UniqueConstraint messing with looped updates/creation

I have a UniqueConstraint checking three fields of a model (say, box).
I would like to quickly update few instances of box, or create new boxes under certain conditions.
I find that when I loop through the boxes in a queryset for this operation, the process fails sometimes with an error message that looks like this:

django.db.utils.IntegrityError: duplicate key value violates unique constraint "duplicate_boxes"
DETAIL:  Key (height, width, owner_id)=(8, 2, 888) already exists.

Strangely, this occurs when I am creating those boxes for the first time, in the loop … and sometimes the update process is truncated by this error resulting in mangled data.

Now, being sure that no box has a height below 10units

for height in range(10, 1):
    box = Box(
        owner=some_owner_instance,
        height=height,
        width=2,
    )
    box.save()

I get a unique constraint error for something like the above.

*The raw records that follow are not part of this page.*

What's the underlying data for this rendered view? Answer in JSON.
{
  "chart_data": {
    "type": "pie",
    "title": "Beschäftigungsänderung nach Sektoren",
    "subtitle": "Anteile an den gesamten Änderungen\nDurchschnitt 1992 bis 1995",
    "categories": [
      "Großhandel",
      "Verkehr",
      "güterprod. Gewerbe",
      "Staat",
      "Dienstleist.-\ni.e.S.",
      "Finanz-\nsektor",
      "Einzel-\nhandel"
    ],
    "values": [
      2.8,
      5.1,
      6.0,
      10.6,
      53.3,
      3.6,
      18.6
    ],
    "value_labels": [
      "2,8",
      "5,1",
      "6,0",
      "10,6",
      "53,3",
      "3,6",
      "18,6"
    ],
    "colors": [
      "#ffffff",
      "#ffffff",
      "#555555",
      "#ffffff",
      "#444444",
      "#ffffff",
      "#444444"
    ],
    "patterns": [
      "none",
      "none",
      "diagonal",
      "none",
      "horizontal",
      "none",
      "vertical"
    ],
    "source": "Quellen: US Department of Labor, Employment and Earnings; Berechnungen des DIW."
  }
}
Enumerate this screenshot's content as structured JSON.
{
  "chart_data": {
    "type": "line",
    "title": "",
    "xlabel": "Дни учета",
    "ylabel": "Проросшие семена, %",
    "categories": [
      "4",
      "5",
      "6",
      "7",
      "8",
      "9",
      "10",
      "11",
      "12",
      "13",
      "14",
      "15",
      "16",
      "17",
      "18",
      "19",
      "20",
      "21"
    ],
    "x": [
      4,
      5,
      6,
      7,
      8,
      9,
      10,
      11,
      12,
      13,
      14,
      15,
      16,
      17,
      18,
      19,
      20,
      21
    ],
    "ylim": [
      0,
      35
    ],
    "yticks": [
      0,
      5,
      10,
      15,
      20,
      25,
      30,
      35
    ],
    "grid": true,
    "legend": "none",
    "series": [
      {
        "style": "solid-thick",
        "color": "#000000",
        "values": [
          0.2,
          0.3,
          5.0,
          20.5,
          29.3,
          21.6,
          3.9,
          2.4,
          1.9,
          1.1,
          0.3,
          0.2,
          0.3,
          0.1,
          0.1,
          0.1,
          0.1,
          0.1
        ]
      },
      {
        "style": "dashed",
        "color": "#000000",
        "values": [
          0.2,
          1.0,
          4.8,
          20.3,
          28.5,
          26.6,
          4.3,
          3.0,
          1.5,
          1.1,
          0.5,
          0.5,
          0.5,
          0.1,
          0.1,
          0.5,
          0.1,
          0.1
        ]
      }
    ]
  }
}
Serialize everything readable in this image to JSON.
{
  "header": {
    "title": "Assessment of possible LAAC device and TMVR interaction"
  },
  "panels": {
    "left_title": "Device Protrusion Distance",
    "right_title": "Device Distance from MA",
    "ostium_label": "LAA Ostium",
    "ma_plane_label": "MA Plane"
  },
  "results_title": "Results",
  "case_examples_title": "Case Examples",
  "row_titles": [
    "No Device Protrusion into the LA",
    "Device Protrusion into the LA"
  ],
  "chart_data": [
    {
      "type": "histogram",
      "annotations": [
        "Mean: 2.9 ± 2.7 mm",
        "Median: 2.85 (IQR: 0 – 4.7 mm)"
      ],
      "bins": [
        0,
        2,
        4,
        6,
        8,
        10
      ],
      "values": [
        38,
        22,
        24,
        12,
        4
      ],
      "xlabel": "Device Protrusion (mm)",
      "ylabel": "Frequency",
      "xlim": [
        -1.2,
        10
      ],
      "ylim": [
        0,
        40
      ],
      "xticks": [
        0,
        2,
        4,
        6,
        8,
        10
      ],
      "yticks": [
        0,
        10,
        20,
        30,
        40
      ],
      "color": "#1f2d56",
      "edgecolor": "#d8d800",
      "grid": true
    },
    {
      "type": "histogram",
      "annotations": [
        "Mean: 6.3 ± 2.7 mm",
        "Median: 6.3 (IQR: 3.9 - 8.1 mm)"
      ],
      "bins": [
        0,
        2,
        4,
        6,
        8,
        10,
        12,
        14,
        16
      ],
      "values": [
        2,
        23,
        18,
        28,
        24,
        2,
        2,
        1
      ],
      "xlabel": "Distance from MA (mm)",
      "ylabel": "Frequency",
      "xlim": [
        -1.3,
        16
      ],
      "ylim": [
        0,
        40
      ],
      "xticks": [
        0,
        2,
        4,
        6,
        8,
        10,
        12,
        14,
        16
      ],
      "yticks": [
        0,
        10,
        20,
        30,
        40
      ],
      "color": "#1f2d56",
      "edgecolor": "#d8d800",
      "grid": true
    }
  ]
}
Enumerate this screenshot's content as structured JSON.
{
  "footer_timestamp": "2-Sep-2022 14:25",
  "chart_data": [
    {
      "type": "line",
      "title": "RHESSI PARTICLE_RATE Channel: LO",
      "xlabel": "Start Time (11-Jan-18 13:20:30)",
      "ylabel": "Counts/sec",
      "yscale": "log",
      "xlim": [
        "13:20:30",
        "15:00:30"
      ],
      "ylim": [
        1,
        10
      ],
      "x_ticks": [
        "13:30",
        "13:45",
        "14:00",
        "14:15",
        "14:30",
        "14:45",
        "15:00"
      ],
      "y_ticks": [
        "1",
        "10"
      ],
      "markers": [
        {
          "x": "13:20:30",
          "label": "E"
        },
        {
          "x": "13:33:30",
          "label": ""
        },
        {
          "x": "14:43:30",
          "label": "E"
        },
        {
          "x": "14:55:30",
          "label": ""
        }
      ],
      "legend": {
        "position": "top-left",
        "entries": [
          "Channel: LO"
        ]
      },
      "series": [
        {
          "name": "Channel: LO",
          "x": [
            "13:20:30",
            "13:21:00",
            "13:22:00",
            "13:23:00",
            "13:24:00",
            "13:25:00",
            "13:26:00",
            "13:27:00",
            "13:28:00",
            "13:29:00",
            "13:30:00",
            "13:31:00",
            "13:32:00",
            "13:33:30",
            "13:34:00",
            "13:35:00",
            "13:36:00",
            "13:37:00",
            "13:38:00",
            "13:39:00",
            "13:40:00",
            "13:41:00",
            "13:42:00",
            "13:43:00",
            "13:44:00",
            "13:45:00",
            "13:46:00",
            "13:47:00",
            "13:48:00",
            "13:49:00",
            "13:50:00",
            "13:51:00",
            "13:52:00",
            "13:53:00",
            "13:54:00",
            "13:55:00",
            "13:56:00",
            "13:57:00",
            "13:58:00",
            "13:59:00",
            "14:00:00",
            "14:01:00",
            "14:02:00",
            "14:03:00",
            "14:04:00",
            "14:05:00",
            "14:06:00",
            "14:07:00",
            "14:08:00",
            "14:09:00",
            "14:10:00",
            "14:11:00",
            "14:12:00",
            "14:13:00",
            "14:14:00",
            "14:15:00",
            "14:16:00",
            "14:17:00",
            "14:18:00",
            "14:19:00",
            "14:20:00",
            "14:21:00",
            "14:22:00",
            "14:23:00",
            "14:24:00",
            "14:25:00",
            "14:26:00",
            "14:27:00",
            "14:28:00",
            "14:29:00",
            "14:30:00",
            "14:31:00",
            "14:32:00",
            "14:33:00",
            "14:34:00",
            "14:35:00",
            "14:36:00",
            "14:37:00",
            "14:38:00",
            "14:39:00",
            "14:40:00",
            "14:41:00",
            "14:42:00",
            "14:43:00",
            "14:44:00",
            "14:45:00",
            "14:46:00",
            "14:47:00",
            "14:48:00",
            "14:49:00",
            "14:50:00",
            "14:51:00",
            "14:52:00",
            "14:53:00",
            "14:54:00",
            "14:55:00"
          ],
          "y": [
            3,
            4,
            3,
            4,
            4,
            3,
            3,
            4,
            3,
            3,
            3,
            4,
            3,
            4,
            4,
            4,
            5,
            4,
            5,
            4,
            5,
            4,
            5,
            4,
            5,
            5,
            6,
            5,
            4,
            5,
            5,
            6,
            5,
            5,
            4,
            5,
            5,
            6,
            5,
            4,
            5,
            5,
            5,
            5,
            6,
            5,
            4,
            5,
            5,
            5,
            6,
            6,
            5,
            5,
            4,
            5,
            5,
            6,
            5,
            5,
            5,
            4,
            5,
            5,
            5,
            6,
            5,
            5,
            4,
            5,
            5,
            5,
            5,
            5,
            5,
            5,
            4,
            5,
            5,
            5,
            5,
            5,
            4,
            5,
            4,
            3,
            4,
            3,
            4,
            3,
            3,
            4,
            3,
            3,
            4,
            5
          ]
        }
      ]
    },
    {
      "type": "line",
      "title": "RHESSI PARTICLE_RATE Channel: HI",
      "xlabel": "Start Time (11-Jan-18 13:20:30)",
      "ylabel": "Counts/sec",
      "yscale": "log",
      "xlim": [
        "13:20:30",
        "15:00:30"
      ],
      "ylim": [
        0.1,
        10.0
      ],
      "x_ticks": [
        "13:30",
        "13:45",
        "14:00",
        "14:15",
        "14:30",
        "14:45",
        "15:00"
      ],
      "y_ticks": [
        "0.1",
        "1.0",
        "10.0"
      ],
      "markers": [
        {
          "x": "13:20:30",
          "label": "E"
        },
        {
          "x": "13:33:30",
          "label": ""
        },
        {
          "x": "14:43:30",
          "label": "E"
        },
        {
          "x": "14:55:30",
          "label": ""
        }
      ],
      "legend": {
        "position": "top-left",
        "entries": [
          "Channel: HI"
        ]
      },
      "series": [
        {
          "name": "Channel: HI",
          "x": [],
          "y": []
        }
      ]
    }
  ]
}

Why? This thing is driving me crazy. There must be some trick or principle I need to learn here.

Sometimes, the few successful creations have height set to None when clearly, there should be a numeric value. Anytime I get the error, I am sure one of the new boxes will bear “None” but there are no duplicates for real. What is going on?

First, that for loop will execute 0 times. In that case, box is never being initialized or saved.

Please post the actual code that is running and generating the constraint error.

Oops …

correction.
for height in range(1, 10):

And you’re saying that if you run that loop in the Django shell it will generate the constraint error?

If so, please post the model here.

If not, please post the complete view in which this error occurs.

I eventually saw the cause of the issue. I was writing to a model from an external function while a view was attempting the same. Sorry for this. I thought it was an issue of concurrency in postgresql.